The hybrid cloud would more often than not appear to be the best answer, as it combines the security of a private cloud with the speed and flexibility of the public cloud.

The debate, however, figures to rage on, as different companies have different needs. One thing that is indisputable, however, is the value of data: Globally it is worth some $3 trillion, trailing only the oil and banking industries. As a result, data integration technology, worth $6.44 billion in 2016, is expected to nearly double in value to $12.24 billion by 2022.

To date the use of public clouds is more common. Under that scenario, everything — every bit of infrastructure, every bit of hardware and software — is in the hands of a third-party provider. Things are more efficient and easier to use. A company has no worries about maintenance or reliability, and it doesn’t cost much to make use of the public cloud.

But, once again, security is a potential issue, as your business shares network space with others — no small matter, considering hackers stole some $12.8 billion of data in 2016 alone. And that is not the case with the private cloud. Yes, your IT team has to maintain it. But it can also customize it and make it more secure.

In a hybrid situation, however, a company can cherry-pick the best aspects of both technologies. There is the security of the private cloud and the reliability of the public cloud, all rolled into one. It was suggested in one report that it would be best to use the public cloud for such things as web-based email, while more sensitive data, such as financial reports, could be shielded in the private cloud.

Such a configuration also allows a business to break apart the data silos that can plague companies — i.e., the set-up under which different groups within the same walls are able to access certain information, while others cannot. One blog pointed out that that divide can fall under cultural, structural or technological lines, but the result is always the same — massive inefficiency.

Forbes noted that third-party providers have already begun to implement hybrid solutions, as evidenced by Microsoft (with Azure), HPE (with Cloud Tech Partners) or VMware (with Cloud Health Technologies).

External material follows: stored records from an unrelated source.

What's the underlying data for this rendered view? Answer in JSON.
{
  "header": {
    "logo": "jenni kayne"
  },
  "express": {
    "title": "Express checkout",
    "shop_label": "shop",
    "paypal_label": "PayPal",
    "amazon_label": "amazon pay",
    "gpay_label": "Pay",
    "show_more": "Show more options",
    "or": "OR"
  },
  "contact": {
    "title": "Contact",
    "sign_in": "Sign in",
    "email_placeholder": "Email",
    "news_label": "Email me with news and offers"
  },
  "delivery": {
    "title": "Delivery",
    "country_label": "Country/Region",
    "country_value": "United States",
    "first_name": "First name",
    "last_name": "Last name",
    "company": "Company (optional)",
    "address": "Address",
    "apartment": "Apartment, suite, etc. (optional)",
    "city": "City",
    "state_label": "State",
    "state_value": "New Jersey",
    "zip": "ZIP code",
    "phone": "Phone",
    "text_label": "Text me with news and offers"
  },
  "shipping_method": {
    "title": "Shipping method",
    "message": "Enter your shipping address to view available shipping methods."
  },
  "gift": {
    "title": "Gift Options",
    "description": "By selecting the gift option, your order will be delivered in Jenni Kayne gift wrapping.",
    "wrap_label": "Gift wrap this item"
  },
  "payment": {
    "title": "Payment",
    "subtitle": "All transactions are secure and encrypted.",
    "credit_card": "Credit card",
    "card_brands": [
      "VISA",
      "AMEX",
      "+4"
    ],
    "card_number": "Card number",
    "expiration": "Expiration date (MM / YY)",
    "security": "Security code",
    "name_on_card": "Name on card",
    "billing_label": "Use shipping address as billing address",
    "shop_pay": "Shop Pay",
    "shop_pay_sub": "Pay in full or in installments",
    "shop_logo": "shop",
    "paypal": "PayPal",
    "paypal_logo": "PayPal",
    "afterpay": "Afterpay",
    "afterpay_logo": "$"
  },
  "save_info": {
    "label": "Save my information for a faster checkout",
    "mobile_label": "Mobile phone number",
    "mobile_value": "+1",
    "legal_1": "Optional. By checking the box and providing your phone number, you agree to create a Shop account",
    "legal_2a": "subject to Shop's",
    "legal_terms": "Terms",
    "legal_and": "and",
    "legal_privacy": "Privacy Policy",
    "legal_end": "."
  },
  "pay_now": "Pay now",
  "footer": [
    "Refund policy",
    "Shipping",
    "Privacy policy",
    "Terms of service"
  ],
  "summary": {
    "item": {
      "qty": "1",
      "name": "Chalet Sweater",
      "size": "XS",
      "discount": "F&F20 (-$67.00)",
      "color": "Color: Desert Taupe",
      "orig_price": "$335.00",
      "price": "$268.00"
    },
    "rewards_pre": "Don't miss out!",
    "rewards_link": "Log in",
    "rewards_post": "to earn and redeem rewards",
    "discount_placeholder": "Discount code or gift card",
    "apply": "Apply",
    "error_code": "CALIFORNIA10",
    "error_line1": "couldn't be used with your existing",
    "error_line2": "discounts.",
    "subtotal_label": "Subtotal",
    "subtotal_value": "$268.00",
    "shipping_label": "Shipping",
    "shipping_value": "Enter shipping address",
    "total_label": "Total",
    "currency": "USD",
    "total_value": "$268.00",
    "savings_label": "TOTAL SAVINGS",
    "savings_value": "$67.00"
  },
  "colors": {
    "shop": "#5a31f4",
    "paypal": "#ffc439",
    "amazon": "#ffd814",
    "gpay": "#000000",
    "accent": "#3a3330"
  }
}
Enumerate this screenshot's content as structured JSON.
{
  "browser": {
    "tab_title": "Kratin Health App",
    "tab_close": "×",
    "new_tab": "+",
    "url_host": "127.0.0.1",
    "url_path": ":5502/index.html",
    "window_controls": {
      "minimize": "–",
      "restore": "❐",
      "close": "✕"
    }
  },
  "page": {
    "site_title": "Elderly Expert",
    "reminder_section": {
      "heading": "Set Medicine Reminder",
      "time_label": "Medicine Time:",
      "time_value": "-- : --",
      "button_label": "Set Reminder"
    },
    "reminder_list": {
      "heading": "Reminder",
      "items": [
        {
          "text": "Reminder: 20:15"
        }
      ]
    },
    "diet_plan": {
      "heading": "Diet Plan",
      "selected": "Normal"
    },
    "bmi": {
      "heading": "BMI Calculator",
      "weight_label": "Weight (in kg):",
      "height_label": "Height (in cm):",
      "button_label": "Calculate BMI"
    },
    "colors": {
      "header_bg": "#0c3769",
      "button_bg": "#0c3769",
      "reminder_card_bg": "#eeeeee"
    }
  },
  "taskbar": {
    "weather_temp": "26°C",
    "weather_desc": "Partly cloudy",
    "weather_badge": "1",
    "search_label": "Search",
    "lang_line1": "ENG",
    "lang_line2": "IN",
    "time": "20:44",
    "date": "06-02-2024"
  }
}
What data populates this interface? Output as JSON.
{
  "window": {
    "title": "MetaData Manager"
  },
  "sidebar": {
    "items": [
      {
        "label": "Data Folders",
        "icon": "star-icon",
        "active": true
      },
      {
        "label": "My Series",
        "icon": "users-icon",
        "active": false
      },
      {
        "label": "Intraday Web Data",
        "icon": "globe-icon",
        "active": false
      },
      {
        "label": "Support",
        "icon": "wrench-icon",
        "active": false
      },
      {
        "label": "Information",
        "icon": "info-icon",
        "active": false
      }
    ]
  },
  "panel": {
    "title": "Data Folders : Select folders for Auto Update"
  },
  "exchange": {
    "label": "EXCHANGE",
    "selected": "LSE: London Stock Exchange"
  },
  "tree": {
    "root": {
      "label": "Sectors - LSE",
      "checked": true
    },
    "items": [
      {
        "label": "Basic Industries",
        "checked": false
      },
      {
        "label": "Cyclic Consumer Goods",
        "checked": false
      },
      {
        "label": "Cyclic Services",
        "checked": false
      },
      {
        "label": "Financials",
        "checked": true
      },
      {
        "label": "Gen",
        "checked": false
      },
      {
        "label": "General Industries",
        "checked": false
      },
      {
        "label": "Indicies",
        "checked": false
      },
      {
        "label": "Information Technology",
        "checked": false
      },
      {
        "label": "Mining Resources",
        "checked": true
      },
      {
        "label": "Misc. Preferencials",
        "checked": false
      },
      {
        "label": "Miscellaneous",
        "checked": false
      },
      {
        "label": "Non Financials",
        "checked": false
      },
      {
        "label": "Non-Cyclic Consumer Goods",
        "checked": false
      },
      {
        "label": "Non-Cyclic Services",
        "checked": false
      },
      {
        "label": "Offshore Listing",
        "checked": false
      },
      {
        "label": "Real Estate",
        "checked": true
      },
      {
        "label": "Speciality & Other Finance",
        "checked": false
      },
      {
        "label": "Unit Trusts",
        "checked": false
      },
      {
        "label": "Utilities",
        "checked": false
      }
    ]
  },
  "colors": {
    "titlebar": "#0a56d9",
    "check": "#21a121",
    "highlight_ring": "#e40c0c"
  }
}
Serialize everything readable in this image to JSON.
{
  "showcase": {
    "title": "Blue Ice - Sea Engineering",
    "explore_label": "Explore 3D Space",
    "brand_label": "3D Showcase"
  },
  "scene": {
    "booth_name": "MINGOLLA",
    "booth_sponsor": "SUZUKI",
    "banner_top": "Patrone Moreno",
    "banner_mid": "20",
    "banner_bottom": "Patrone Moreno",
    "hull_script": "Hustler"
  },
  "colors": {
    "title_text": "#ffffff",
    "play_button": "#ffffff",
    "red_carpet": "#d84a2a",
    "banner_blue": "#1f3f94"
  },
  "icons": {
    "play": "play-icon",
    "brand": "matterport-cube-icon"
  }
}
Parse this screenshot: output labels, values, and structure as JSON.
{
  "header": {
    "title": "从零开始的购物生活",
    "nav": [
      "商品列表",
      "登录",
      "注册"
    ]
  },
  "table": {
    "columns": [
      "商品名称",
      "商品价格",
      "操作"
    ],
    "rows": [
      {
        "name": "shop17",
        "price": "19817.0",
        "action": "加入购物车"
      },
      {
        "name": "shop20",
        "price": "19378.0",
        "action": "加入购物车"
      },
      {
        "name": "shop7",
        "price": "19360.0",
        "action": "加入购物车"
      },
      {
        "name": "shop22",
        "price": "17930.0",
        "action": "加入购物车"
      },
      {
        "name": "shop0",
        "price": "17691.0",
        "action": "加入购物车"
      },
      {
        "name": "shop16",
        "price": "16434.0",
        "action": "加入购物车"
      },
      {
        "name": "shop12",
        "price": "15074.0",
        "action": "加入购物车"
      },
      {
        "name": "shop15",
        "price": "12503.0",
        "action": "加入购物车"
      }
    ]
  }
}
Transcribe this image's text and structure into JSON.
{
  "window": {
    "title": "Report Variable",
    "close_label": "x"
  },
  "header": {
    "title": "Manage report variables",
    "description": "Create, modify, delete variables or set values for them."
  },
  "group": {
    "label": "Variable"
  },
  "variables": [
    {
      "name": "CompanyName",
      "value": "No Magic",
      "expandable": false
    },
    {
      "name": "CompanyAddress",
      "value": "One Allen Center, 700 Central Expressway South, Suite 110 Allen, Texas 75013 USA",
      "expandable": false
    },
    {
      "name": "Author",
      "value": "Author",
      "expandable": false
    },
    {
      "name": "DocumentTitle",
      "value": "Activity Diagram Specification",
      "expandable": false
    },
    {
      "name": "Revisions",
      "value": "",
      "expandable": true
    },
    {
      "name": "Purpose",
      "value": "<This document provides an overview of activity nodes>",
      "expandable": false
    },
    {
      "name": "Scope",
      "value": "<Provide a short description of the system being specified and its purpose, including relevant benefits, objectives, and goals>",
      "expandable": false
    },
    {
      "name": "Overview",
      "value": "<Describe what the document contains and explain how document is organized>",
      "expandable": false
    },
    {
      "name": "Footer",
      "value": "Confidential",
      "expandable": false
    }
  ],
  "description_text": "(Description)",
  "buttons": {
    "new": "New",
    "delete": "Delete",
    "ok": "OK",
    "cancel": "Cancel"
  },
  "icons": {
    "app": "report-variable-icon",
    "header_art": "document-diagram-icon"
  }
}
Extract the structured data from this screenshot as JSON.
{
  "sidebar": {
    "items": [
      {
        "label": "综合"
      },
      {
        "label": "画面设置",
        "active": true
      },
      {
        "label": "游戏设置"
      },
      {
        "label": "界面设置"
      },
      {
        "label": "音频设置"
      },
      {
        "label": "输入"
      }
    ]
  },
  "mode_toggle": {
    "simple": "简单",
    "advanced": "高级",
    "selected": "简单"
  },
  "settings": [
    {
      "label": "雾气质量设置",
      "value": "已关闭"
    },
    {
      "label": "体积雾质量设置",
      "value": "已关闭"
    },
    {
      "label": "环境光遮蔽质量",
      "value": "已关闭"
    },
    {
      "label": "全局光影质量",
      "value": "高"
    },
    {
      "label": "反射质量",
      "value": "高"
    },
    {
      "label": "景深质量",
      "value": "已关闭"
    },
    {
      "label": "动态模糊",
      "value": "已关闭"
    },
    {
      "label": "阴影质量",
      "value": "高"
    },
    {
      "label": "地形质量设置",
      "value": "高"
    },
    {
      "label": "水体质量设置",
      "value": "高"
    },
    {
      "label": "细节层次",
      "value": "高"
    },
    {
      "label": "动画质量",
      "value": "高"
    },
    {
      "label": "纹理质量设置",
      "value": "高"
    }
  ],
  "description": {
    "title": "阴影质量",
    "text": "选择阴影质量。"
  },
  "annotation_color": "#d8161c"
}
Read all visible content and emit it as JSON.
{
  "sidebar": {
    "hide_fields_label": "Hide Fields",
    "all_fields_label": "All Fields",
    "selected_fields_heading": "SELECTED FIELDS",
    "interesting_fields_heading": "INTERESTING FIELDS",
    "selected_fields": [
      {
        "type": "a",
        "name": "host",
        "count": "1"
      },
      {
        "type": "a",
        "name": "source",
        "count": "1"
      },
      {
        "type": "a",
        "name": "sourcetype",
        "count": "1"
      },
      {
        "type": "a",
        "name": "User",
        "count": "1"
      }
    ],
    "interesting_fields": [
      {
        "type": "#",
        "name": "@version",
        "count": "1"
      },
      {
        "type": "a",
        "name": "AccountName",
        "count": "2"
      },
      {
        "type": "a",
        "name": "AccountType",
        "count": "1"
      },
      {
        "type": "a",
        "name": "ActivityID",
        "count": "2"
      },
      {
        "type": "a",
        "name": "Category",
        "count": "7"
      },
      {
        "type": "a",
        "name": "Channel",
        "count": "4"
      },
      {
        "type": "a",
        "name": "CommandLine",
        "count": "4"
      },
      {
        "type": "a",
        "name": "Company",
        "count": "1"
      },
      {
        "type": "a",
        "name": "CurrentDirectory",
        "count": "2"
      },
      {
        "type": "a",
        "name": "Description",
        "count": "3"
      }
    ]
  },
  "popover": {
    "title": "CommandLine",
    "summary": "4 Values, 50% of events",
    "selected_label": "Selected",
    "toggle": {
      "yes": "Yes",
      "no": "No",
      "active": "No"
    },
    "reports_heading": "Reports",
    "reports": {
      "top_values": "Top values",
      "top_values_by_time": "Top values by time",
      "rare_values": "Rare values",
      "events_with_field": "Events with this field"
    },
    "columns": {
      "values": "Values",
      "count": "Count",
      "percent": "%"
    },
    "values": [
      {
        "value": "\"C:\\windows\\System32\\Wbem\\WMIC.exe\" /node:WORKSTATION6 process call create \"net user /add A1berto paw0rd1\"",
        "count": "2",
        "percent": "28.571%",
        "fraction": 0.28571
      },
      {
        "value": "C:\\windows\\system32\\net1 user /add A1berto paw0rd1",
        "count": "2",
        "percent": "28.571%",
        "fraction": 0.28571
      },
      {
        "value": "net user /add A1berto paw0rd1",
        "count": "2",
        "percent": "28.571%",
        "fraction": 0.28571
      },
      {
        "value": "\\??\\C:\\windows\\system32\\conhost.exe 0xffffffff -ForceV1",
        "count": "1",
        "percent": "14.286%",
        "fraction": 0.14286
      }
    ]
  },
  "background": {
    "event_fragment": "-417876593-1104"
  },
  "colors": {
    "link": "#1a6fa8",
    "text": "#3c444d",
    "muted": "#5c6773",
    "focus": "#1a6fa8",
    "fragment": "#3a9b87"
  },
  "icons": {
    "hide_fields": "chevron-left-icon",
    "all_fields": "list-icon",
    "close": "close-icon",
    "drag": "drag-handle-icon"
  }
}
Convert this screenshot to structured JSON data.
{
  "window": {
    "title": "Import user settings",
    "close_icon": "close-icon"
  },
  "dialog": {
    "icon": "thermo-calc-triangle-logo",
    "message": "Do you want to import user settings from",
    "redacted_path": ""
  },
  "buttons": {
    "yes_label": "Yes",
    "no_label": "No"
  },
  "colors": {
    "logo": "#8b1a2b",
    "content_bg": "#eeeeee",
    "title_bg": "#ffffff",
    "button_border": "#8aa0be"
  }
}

To date cloud integration strategies can be divided into seven categories:

  1. iPaaS (Integration Platform as a Service): Application-programming interface (API) communication simplified, via a console.
  2. Big Data Integration Platform: Data collected from various sources and fed to external databases, via processors.
  3. Cloud Migration: Enterprise files transferred to the cloud.
  4. Ecommerce Data Integration: Ecommerce platforms melded with with external apps and databases.
  5. Enterprise Service Bus: Joining and monitoring of internal apps.
  6. Extract, Load and Transfer: The oldest service of the bunch; takes data from various sources, organizes it and delivers it to its final resting place.
  7. Stream Analytics: Coordinating and monitoring Internet of Things (IoT) endpoints.

No matter the path a business chooses, this would appear to be the wave of the future, the ultimate answer to an ongoing debate.